The British Columbia Human Rights Tribunal has determined that the University of British Columbia did not discriminate when it did not grant tenure to an assistant Indigenous law professor or promote her to associate professor.
The British Columbia Human Rights Tribunal has determined that the University of British Columbia did not discriminate when it did not grant tenure to an assistant Indigenous law professor or promote her to associate professor.
The assistant professor, Lorna June McCue, said the university has discriminated against her on the basis of “race, colour, ancestry, place of origin, marital status, family status and sex” after the university did not promote her or award her tenure.
In 1998, McCue — a member of Ned'u'ten First Nation — was hired at the university’s faculty of law, and she became an assistant professor and director of First Nations legal studies in 2000. Typically, after seven years, an assistant professor will be assessed over their future at a teaching institution, such as being awarded tenure or being promoted to associate professor. However, in McCue’s case, after a time delay for a parental leave, tenure was not awarded. McCue had received earlier notice from a dean that there was concern about a lack of peer-reviewed publications on her part.
However, she argued that the university had not appropriately assessed her scholarly contributions, including oral presentations she had delivered.
“Ms. McCue argues that UBC’s approach to assessing her applications for promotion and tenure and for PSA and Merit Pay were based on preconceived, mischaracterized, and unilateral ideas concerning her personal characteristics as an Indigenous female law scholar,” said the ruling. McCue argued that “the metrics used to measure her work by UBC were culturally inappropriate” and did not recognize the importance of Indigenous oral traditions.
“She argues that the scholarly activity, teaching, and service she performed at UBC was governed by her choices generated from protected grounds, which required her to ensure that various aspects of her Indigenous scholarly contributions maintained integrity with her Indigenous traditions in order to have credibility and be reputable with both Indigenous and non-Indigenous societies,” it added.

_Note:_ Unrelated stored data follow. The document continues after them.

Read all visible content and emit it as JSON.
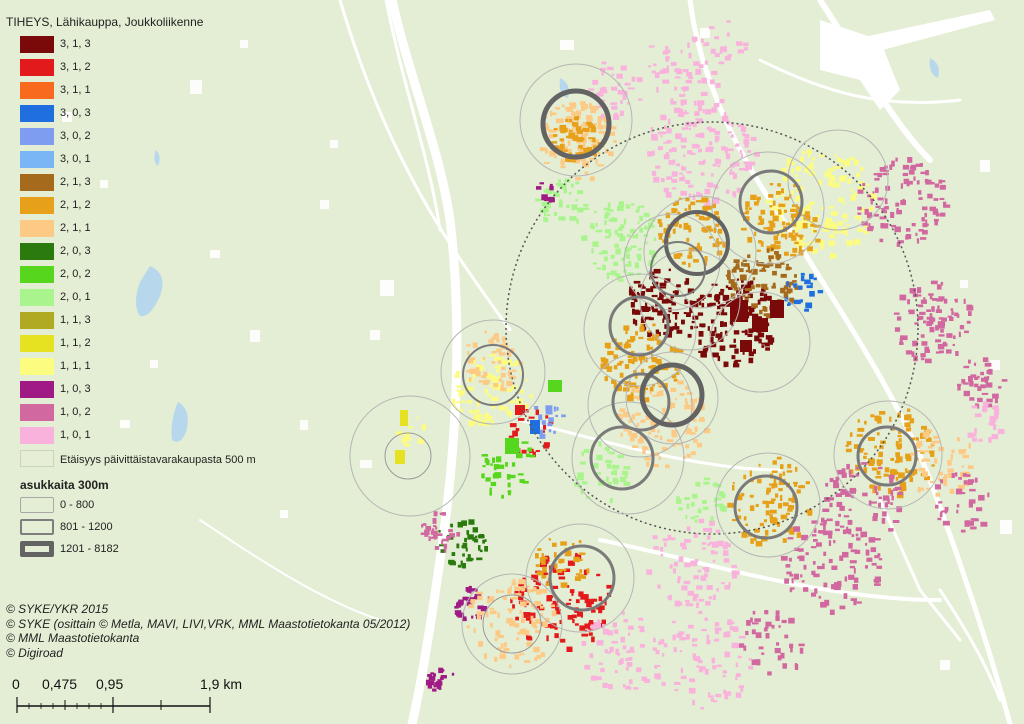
{
  "legend": {
    "title": "TIHEYS, Lähikauppa, Joukkoliikenne",
    "classes": [
      {
        "label": "3, 1, 3",
        "color": "#7a0a0a"
      },
      {
        "label": "3, 1, 2",
        "color": "#e31a1c"
      },
      {
        "label": "3, 1, 1",
        "color": "#f86a1e"
      },
      {
        "label": "3, 0, 3",
        "color": "#1f6fe0"
      },
      {
        "label": "3, 0, 2",
        "color": "#7f9df0"
      },
      {
        "label": "3, 0, 1",
        "color": "#7ab6f5"
      },
      {
        "label": "2, 1, 3",
        "color": "#a66a1c"
      },
      {
        "label": "2, 1, 2",
        "color": "#e6a01a"
      },
      {
        "label": "2, 1, 1",
        "color": "#fdca86"
      },
      {
        "label": "2, 0, 3",
        "color": "#2a7a0e"
      },
      {
        "label": "2, 0, 2",
        "color": "#56d61c"
      },
      {
        "label": "2, 0, 1",
        "color": "#aaf48e"
      },
      {
        "label": "1, 1, 3",
        "color": "#b0aa22"
      },
      {
        "label": "1, 1, 2",
        "color": "#e6e222"
      },
      {
        "label": "1, 1, 1",
        "color": "#fcfc80"
      },
      {
        "label": "1, 0, 3",
        "color": "#a01a86"
      },
      {
        "label": "1, 0, 2",
        "color": "#d268a0"
      },
      {
        "label": "1, 0, 1",
        "color": "#f8b2dc"
      }
    ],
    "distance_label": "Etäisyys päivittäistavarakaupasta 500 m",
    "size_title": "asukkaita 300m",
    "size_classes": [
      {
        "label": "0 - 800",
        "stroke": "#a8a8a8"
      },
      {
        "label": "801 - 1200",
        "stroke": "#7e7e7e"
      },
      {
        "label": "1201 - 8182",
        "stroke": "#636363"
      }
    ]
  },
  "credits": [
    "© SYKE/YKR 2015",
    "© SYKE (osittain © Metla, MAVI, LIVI,VRK, MML Maastotietokanta 05/2012)",
    "© MML Maastotietokanta",
    "© Digiroad"
  ],
  "scalebar": {
    "labels": [
      "0",
      "0,475",
      "0,95",
      "1,9 km"
    ]
  },
  "colors": {
    "background": "#e4eed4",
    "water": "#b6d7ec",
    "road": "#ffffff",
    "service_area": "#e6efd6"
  }
}
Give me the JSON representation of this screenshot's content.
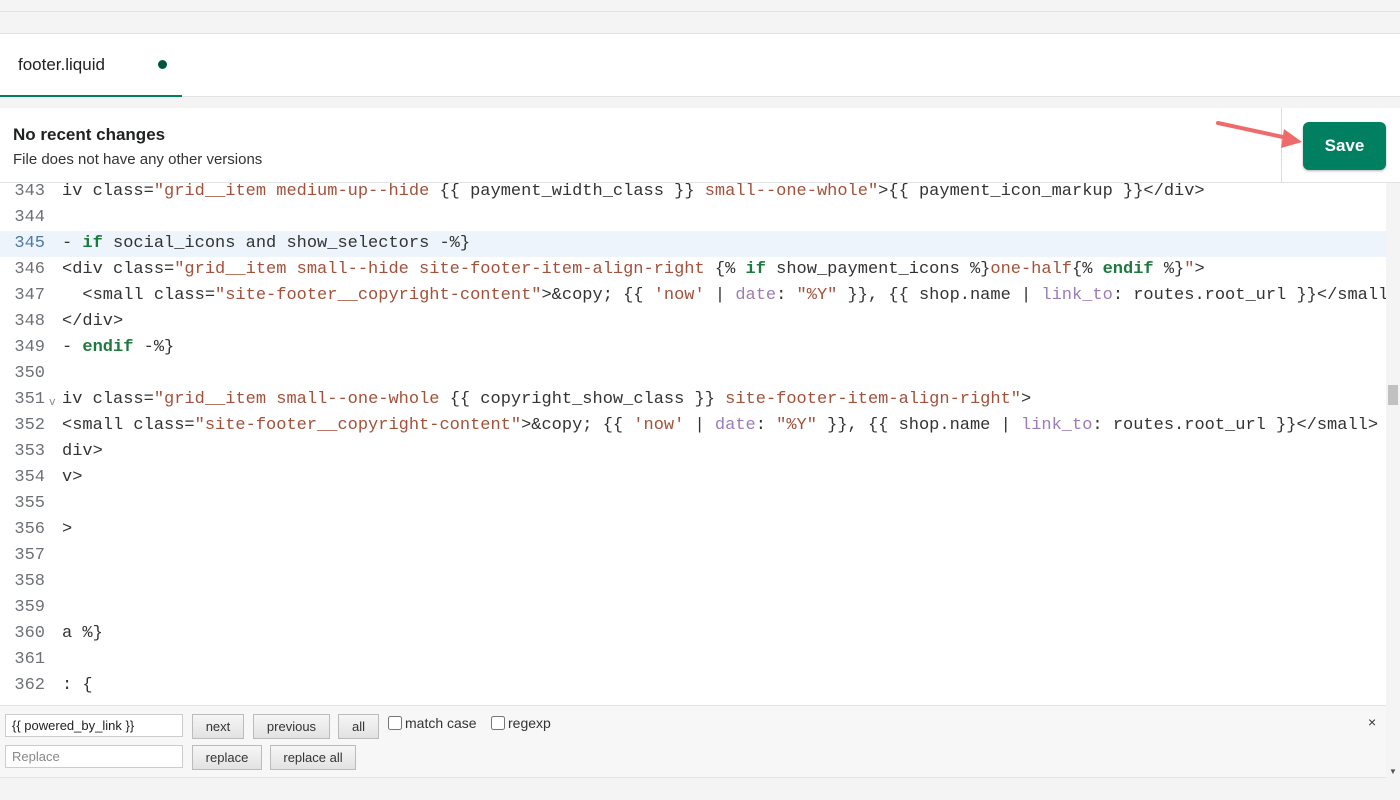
{
  "tab": {
    "label": "footer.liquid",
    "unsaved": true
  },
  "header": {
    "title": "No recent changes",
    "subtitle": "File does not have any other versions",
    "save_label": "Save"
  },
  "colors": {
    "accent": "#008060",
    "arrow": "#ef6b6b",
    "string": "#a3513a",
    "keyword": "#1d7a3f",
    "filter": "#9b7bb8"
  },
  "editor": {
    "active_line": 345,
    "fold_line": 351,
    "lines": [
      {
        "n": "343",
        "tokens": [
          [
            "t",
            "iv class="
          ],
          [
            "s",
            "\"grid__item medium-up--hide "
          ],
          [
            "t",
            "{{ payment_width_class }}"
          ],
          [
            "s",
            " small--one-whole\""
          ],
          [
            "t",
            ">{{ payment_icon_markup }}</div>"
          ]
        ]
      },
      {
        "n": "344",
        "tokens": []
      },
      {
        "n": "345",
        "tokens": [
          [
            "t",
            "- "
          ],
          [
            "k",
            "if"
          ],
          [
            "t",
            " social_icons and show_selectors -%}"
          ]
        ]
      },
      {
        "n": "346",
        "tokens": [
          [
            "t",
            "<div class="
          ],
          [
            "s",
            "\"grid__item small--hide site-footer-item-align-right "
          ],
          [
            "t",
            "{% "
          ],
          [
            "k",
            "if"
          ],
          [
            "t",
            " show_payment_icons %}"
          ],
          [
            "s",
            "one-half"
          ],
          [
            "t",
            "{% "
          ],
          [
            "k",
            "endif"
          ],
          [
            "t",
            " %}"
          ],
          [
            "s",
            "\""
          ],
          [
            "t",
            ">"
          ]
        ]
      },
      {
        "n": "347",
        "tokens": [
          [
            "t",
            "  <small class="
          ],
          [
            "s",
            "\"site-footer__copyright-content\""
          ],
          [
            "t",
            ">&copy; {{ "
          ],
          [
            "s",
            "'now'"
          ],
          [
            "t",
            " | "
          ],
          [
            "f",
            "date"
          ],
          [
            "t",
            ": "
          ],
          [
            "s",
            "\"%Y\""
          ],
          [
            "t",
            " }}, {{ shop.name | "
          ],
          [
            "f",
            "link_to"
          ],
          [
            "t",
            ": routes.root_url }}</small"
          ]
        ]
      },
      {
        "n": "348",
        "tokens": [
          [
            "t",
            "</div>"
          ]
        ]
      },
      {
        "n": "349",
        "tokens": [
          [
            "t",
            "- "
          ],
          [
            "k",
            "endif"
          ],
          [
            "t",
            " -%}"
          ]
        ]
      },
      {
        "n": "350",
        "tokens": []
      },
      {
        "n": "351",
        "tokens": [
          [
            "t",
            "iv class="
          ],
          [
            "s",
            "\"grid__item small--one-whole "
          ],
          [
            "t",
            "{{ copyright_show_class }}"
          ],
          [
            "s",
            " site-footer-item-align-right\""
          ],
          [
            "t",
            ">"
          ]
        ]
      },
      {
        "n": "352",
        "tokens": [
          [
            "t",
            "<small class="
          ],
          [
            "s",
            "\"site-footer__copyright-content\""
          ],
          [
            "t",
            ">&copy; {{ "
          ],
          [
            "s",
            "'now'"
          ],
          [
            "t",
            " | "
          ],
          [
            "f",
            "date"
          ],
          [
            "t",
            ": "
          ],
          [
            "s",
            "\"%Y\""
          ],
          [
            "t",
            " }}, {{ shop.name | "
          ],
          [
            "f",
            "link_to"
          ],
          [
            "t",
            ": routes.root_url }}</small>"
          ]
        ]
      },
      {
        "n": "353",
        "tokens": [
          [
            "t",
            "div>"
          ]
        ]
      },
      {
        "n": "354",
        "tokens": [
          [
            "t",
            "v>"
          ]
        ]
      },
      {
        "n": "355",
        "tokens": []
      },
      {
        "n": "356",
        "tokens": [
          [
            "t",
            ">"
          ]
        ]
      },
      {
        "n": "357",
        "tokens": []
      },
      {
        "n": "358",
        "tokens": []
      },
      {
        "n": "359",
        "tokens": []
      },
      {
        "n": "360",
        "tokens": [
          [
            "t",
            "a %}"
          ]
        ]
      },
      {
        "n": "361",
        "tokens": []
      },
      {
        "n": "362",
        "tokens": [
          [
            "t",
            ": {"
          ]
        ]
      }
    ]
  },
  "search": {
    "find_value": "{{ powered_by_link }}",
    "replace_placeholder": "Replace",
    "next_label": "next",
    "previous_label": "previous",
    "all_label": "all",
    "match_case_label": "match case",
    "regexp_label": "regexp",
    "replace_label": "replace",
    "replace_all_label": "replace all",
    "close_label": "×"
  }
}
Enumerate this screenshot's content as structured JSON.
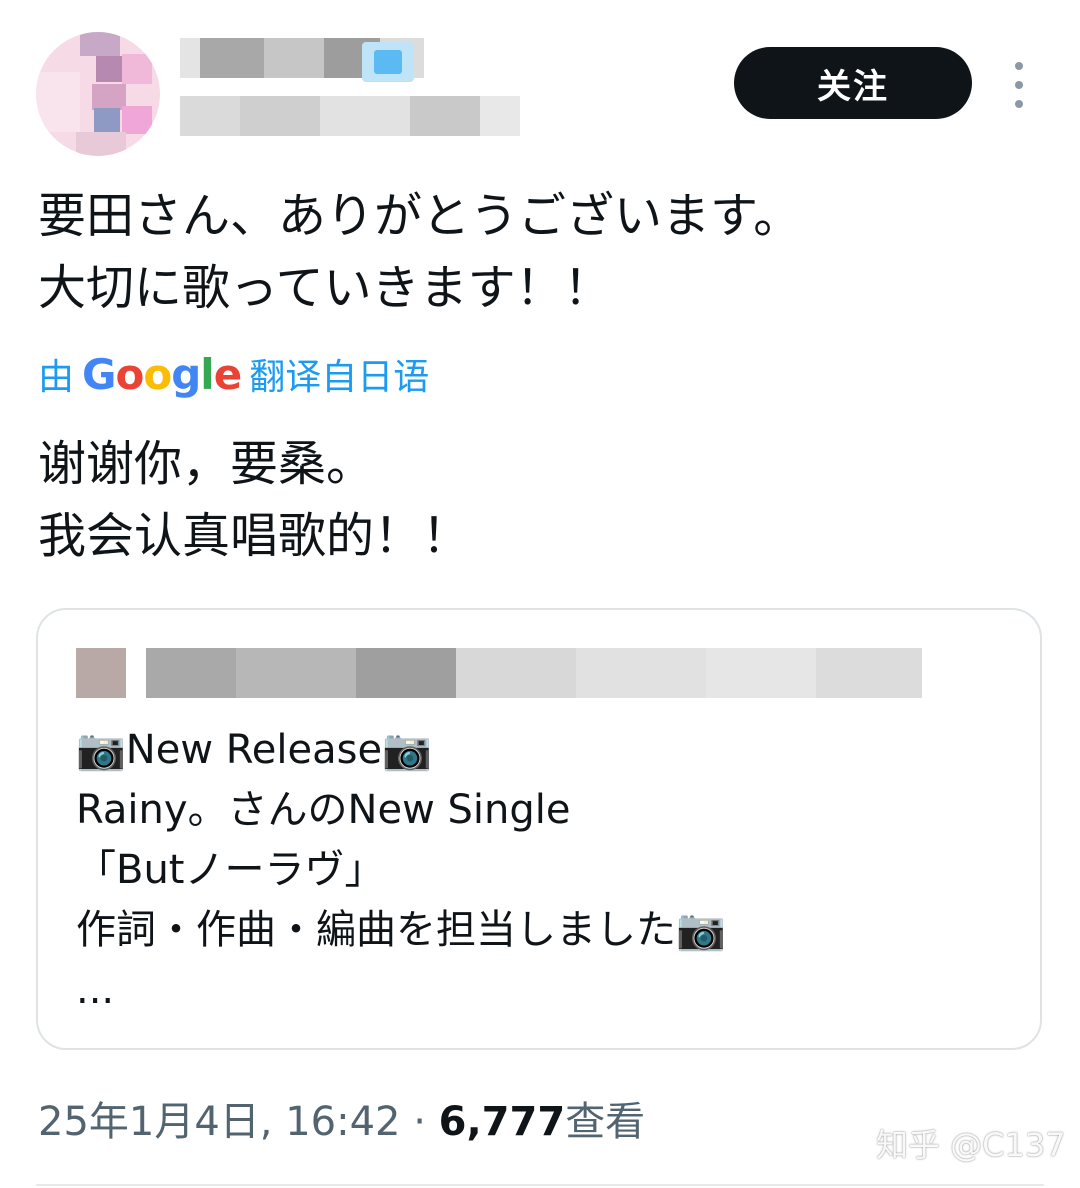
{
  "header": {
    "follow_label": "关注"
  },
  "tweet": {
    "original_lines": [
      "要田さん、ありがとうございます。",
      "大切に歌っていきます！！"
    ],
    "translation": {
      "prefix": "由",
      "provider": "Google",
      "suffix": "翻译自日语"
    },
    "translated_lines": [
      "谢谢你，要桑。",
      "我会认真唱歌的！！"
    ]
  },
  "quote": {
    "lines": [
      "📷New Release📷",
      "Rainy。さんのNew Single",
      "「Butノーラヴ」",
      "作詞・作曲・編曲を担当しました📷",
      "..."
    ]
  },
  "meta": {
    "timestamp": "25年1月4日, 16:42",
    "separator": "·",
    "view_count": "6,777",
    "view_label": "查看"
  },
  "watermark": "知乎 @C137",
  "colors": {
    "accent": "#1d9bf0",
    "text": "#0f1419",
    "muted": "#536471",
    "button_bg": "#0f1419",
    "google_blue": "#4285f4",
    "google_red": "#ea4335",
    "google_yellow": "#fbbc05",
    "google_green": "#34a853"
  },
  "icons": {
    "more": "more-vertical-icon",
    "camera": "camera-emoji"
  }
}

However, the university strongly disagreed, saying they considered her “non-peer-reviewed oral dissemination of knowledge” when making determinations about her suitability for promotion, and they made exceptional efforts to try to help McCue achieve success. They also submitted that there is usually the expectation of five to six peer-reviewed publications by a candidate, but this was not applied as strictly in McCue’s case.
“UBC submits that Ms. McCue has failed to prove that her Indigeneity was a negative factor in how the University assessed her or how it applied its criteria to her. They say that to the extent that her Indigeneity was a factor, it resulted in more favourable treatment,” said the ruling.
“UBC points to what they perceive is an argument by Ms. McCue that unknown, non-expert, Indigenous members of her community are her peers and that their general statements of support and endorsement should be granted an equivalency to publication in peer-reviewed journals. They point to evidence from their witnesses that such statements lacked the objectivity, independence and academic rigour of a peer review process,” it added.
The legal matter included 19 days of evidence, and tribunal member Norman Trerise concluded that the complaint was not justified and that McCue had failed to request accommodation from the university around how to submit materials needed to assess her candidacy.
“The decision, respecting scholarly activity, was based on a significant paucity of information respecting the details of her oral publications which prevented them from being evaluated sufficiently for quality and significance,” said the ruling. “The lack of information to allow evaluation of Ms. McCue’s candidacy did not derive from her choice to publish orally. It derived from Ms. McCue’s lack of interest, for whatever reason, in the process to achieve promotion and tenure.”
Trerise noted that McCue had been cautioned that some peer-reviewed publications were necessary, from about 2004 to 2009.
“She did not articulate any objection to those criteria but, rather, informed the Dean she was complying. Had she requested accommodation she could have had discussions with the Faculty respecting the need to be able to evaluate her material and how that might be accomplished, such as simply recording her oral presentations,” said the ruling.
UBC spokeswoman, Leslie Dickson, said the tribunal’s decision "reflects current tenure practices and policies at universities across Canada."
"UBC carefully considered this complaint, taking into account its many complexities,” she said in an emailed statement.
Andrew Monkhouse, a senior lawyer and founder of Monkhouse Law, says the key takeaway from the ruling was that McCue did not flag her request for accommodation soon enough. Monkhouse says if McCue had issues with the way the information contained in presentations was shared for consideration, her concerns should have been more clearly articulated.
“One, requests for accommodation need to be sought out as far in advance as possible, and to keep it consistent,” he says. “And two, at the end of the day, you have to [be] clear about what you’re asking for, when there’s accommodation.”
The tribunal found that McCue was not sufficiently clear about what she had requested, he says. He says, more generally, it’s important for lawyers to guide their clients to be honest with their employers when it comes to human rights issues, for example, around health limitations considered to be a disability.
“For human rights [issues], even if it might be embarrassing or difficult, it’s extremely important to identify what the issue is and be honest with your employer,” he says.
Editor's note: Comment from the University of British Columbia was added March 13 when it was received after writer's deadline.